The First Ecumenical Council (Nicea, AD 325) established the doctrine that Jesus Christ is truly God, being of the same essence as the Father. The Second Ecumenical Council (Constantinople, AD 381) reiterated the deity of Christ, began to work through the relationship between Christ’s person and natures, and set forth clearly the deity of the Holy Spirit.
In the fifty years before the next ecumenical council met, theologians continued to investigate the relation between Christ’s divine person and His two natures. What particularly made necessary the meeting of the Council of Ephesus in AD 431 was the error of Nestorianism.
Mary, the God-bearer
The context in which Nestorius developed his views was a wrong view of Mary, the mother of Jesus, which many were promoting. They viewed her as an example of holiness, and some were suggesting that she was sinless. In time, the church viewed her as a co-mediator with Christ. For details about this development, the interested reader should consult a general church history book.1
Bearing on the Nestorian controversy is the fact that some began to call Mary theotokos, a Greek word meaning “God-bearer,” and sometimes translated as “mother of God.” Some in the church, reacting to the wrong views of Mary that were developing, also objected that this term exalted Mary too much. But other orthodox theologians, such as Athansius and Gregory Nazianzen, readily used the term, although they rejected wrong views of Mary. They did not think that Mary gave God His existence, or gave existence to Christ in His divine person or nature. They were simply insisting that Jesus Christ was truly and fully God, and recognizing that Mary gave birth to Him in the flesh.
Nestorianism
Nestorius became the patriarch of Constantinople in AD 428. This made him the second most important religious figure in the world, second only to the bishop of Rome. Nestorius thought it wrong to use the term theotokos under any circumstances, even if one did not mean to venerate Mary. The correct term in his mind was Christotokos, bearer or mother of Christ.
The issue was not only about terms, it was about Christ Himself. Who was He? Nestorius agreed that Jesus was both God and man. In this respect, Nestorius was true to the Councils of Nicea and Constantinople.
But how can Christ be both God and man? The true answer is that Christ is one person (divine) who possesses two natures (divine and human), and that in His birth (incarnation) the divine Christ took to Himself a human nature from Mary. Nestorius’ answer was that Christ had two natures because He had two persons, one divine and the other human. He viewed Christ’s incarnation as a joining of the two persons, rather than a uniting of the human nature with the divine. While some scholars suggest that history has misrepresented him, this is what the church in that day understood him to teach.
Opposition to Nestorius
The bishop of Alexandria at this time was Cyril. After the bishop of Rome and the bishop of Constantinople, the bishops of Alexandria, Antioch, and Jerusalem held the next three most prominent positions in the church of that day.

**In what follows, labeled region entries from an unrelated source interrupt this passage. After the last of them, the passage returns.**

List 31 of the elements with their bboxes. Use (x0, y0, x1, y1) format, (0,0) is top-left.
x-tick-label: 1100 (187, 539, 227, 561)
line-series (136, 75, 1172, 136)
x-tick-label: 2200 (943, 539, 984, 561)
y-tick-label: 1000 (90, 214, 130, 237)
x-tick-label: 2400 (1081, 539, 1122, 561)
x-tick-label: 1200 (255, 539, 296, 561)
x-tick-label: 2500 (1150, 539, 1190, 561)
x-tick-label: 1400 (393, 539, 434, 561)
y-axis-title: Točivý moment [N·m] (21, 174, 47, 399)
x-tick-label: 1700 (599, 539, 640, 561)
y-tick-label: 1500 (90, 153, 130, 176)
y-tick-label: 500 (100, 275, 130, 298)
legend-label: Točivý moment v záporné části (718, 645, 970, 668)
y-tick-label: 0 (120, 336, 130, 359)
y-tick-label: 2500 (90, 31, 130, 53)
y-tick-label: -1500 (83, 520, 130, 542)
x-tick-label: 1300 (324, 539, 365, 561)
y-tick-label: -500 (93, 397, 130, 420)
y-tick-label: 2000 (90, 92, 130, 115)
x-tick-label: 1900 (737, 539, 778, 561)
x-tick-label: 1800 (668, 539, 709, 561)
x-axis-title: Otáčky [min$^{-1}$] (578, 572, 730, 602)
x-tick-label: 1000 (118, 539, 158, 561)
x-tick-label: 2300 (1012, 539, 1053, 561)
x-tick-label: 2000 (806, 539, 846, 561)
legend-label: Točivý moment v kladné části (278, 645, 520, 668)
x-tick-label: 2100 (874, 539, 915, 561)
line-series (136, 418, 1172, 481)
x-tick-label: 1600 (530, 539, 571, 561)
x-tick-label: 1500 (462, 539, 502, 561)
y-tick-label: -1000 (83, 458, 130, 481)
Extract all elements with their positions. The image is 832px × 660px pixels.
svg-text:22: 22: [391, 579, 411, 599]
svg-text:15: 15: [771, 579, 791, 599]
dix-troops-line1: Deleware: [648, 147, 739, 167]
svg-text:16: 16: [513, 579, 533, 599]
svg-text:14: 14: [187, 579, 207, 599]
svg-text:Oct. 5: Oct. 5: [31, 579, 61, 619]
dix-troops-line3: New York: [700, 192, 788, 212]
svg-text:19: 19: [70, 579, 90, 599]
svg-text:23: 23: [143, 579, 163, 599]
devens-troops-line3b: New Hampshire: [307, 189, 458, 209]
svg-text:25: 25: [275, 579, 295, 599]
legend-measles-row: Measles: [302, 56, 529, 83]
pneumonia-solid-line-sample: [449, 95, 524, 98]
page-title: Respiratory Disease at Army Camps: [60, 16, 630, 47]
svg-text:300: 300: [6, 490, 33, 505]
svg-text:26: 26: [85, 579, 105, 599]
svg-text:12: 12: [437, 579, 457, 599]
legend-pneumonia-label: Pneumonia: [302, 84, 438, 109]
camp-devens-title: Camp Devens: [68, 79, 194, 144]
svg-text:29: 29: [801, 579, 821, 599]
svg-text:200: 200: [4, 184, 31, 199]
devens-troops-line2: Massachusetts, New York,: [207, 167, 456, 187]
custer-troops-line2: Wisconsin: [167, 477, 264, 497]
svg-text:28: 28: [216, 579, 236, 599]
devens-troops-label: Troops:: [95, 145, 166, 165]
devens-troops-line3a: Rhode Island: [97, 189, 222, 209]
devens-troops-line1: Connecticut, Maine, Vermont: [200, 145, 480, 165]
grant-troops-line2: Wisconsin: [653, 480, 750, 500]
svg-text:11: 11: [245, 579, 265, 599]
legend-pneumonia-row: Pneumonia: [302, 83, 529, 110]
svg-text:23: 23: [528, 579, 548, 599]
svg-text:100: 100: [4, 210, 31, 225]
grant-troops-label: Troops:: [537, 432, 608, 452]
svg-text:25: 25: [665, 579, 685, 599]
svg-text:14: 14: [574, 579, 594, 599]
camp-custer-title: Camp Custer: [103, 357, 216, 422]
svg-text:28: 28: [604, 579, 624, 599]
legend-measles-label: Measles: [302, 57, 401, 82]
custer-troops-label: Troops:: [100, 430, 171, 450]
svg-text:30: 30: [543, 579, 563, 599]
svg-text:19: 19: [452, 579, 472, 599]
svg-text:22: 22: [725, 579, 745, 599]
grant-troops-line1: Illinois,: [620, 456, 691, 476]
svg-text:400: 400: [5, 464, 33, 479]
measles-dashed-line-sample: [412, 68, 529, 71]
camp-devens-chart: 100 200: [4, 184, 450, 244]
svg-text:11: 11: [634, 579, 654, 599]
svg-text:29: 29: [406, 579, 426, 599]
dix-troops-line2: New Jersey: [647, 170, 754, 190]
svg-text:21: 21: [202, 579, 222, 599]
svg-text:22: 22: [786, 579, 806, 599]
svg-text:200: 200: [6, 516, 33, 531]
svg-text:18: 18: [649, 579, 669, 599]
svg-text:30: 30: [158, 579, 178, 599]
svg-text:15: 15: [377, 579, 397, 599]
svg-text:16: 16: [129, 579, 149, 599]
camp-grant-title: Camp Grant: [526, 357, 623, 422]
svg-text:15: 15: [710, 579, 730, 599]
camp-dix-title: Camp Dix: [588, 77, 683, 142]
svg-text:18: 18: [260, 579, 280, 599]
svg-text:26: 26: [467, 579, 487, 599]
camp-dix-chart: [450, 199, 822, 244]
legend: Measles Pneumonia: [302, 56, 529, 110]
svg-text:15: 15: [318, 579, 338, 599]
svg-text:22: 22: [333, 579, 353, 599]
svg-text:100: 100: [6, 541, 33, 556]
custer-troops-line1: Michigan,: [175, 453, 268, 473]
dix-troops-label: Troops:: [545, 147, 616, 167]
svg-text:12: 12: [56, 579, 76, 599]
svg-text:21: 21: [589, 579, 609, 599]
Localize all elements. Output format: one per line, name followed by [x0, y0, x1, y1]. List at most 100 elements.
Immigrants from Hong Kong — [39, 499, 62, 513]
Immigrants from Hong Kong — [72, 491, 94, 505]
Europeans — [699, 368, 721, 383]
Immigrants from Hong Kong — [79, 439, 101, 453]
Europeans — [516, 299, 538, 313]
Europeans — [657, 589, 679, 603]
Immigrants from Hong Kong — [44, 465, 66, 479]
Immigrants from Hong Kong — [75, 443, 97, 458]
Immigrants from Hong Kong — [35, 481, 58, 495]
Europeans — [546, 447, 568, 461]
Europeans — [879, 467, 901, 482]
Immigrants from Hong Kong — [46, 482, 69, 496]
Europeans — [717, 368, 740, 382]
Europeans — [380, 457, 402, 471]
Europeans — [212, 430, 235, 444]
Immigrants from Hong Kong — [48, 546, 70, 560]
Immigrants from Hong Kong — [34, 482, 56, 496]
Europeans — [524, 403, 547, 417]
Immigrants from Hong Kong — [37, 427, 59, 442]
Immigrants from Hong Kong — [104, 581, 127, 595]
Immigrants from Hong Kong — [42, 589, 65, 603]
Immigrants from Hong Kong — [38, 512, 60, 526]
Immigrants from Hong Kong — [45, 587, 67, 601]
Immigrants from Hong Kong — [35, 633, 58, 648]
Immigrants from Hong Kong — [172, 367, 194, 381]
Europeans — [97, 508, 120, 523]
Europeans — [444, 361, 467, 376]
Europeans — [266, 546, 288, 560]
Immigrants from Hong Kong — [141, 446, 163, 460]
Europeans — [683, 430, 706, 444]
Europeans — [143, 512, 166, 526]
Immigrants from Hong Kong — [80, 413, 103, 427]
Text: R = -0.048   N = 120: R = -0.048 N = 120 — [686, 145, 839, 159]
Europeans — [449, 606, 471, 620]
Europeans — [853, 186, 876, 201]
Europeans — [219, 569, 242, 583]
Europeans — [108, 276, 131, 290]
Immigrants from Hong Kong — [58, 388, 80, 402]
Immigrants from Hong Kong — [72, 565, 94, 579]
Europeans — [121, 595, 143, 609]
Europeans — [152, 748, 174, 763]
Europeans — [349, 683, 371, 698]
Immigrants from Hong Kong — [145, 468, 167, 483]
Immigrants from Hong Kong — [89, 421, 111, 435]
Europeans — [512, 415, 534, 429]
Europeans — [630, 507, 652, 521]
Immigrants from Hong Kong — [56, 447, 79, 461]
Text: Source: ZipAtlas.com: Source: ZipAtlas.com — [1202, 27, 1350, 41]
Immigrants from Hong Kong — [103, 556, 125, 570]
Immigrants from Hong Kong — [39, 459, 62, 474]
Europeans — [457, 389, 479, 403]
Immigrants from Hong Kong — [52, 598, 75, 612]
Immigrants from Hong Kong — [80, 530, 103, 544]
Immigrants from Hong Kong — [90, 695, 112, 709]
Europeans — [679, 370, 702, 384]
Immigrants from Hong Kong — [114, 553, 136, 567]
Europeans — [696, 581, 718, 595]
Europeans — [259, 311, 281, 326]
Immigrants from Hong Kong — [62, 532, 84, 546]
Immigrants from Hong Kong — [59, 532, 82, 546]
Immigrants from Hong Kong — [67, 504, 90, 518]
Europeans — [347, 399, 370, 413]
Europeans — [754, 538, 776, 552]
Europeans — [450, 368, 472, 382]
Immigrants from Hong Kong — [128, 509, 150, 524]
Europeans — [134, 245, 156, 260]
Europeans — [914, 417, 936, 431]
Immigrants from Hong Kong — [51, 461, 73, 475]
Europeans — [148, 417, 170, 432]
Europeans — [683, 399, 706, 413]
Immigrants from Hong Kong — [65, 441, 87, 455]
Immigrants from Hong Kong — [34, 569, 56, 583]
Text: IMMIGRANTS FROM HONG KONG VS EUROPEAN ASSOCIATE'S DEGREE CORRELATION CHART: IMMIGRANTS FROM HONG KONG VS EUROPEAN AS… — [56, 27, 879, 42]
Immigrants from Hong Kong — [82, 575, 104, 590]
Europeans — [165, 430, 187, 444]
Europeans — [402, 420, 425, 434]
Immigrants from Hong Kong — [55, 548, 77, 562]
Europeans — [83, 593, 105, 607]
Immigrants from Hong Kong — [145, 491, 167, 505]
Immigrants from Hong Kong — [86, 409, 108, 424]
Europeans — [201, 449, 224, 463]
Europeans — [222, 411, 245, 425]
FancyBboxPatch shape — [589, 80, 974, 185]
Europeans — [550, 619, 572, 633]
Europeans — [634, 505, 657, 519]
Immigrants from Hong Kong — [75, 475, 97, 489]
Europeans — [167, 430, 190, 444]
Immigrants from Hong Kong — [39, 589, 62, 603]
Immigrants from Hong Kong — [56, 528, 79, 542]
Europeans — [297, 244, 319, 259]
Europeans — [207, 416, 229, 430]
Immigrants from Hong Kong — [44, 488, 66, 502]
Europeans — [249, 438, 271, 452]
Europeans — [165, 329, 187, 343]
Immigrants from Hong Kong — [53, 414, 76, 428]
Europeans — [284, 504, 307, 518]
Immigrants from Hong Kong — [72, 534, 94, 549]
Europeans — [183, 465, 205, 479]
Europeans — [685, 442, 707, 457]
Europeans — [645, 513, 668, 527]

Cyril argued that by speaking of Christ as two persons, Nestorius separated the natures of Christ, rather than distinguishing them. He also said that Nestorius undermined Christ’s divinity by rejecting theotokos. And he pointed out that this undermined the reality of the incarnation, the ability of Christ to save us, and the way in which He carried out that salvation.
A war of words followed. Cyril charged Nestorius with twelve errors. Nestorius countered with twelve accusations of his own, arguing that Cyril was basically Apollinarian (see Standard Bearer, October 15, 2020). The emperor deposed Nestorius, and realized the need for an ecumenical council to settle the matter.
Did Cyril and Nestorius understand each other, or did they talk past each other? Many are of the opinion that the latter is true. However, in the end, Nestorius’ view was condemned, and Cyril’s upheld. And the word theotokos won the day, even among the orthodox.
1 See Philip Schaff, History of the Christian Church, vol. 3, Nicene and Post-Nicene Christianity, A.D. 311-600 (Grand Rapids: Wm. B. Eerdmans, 1989 reprint), 410-428.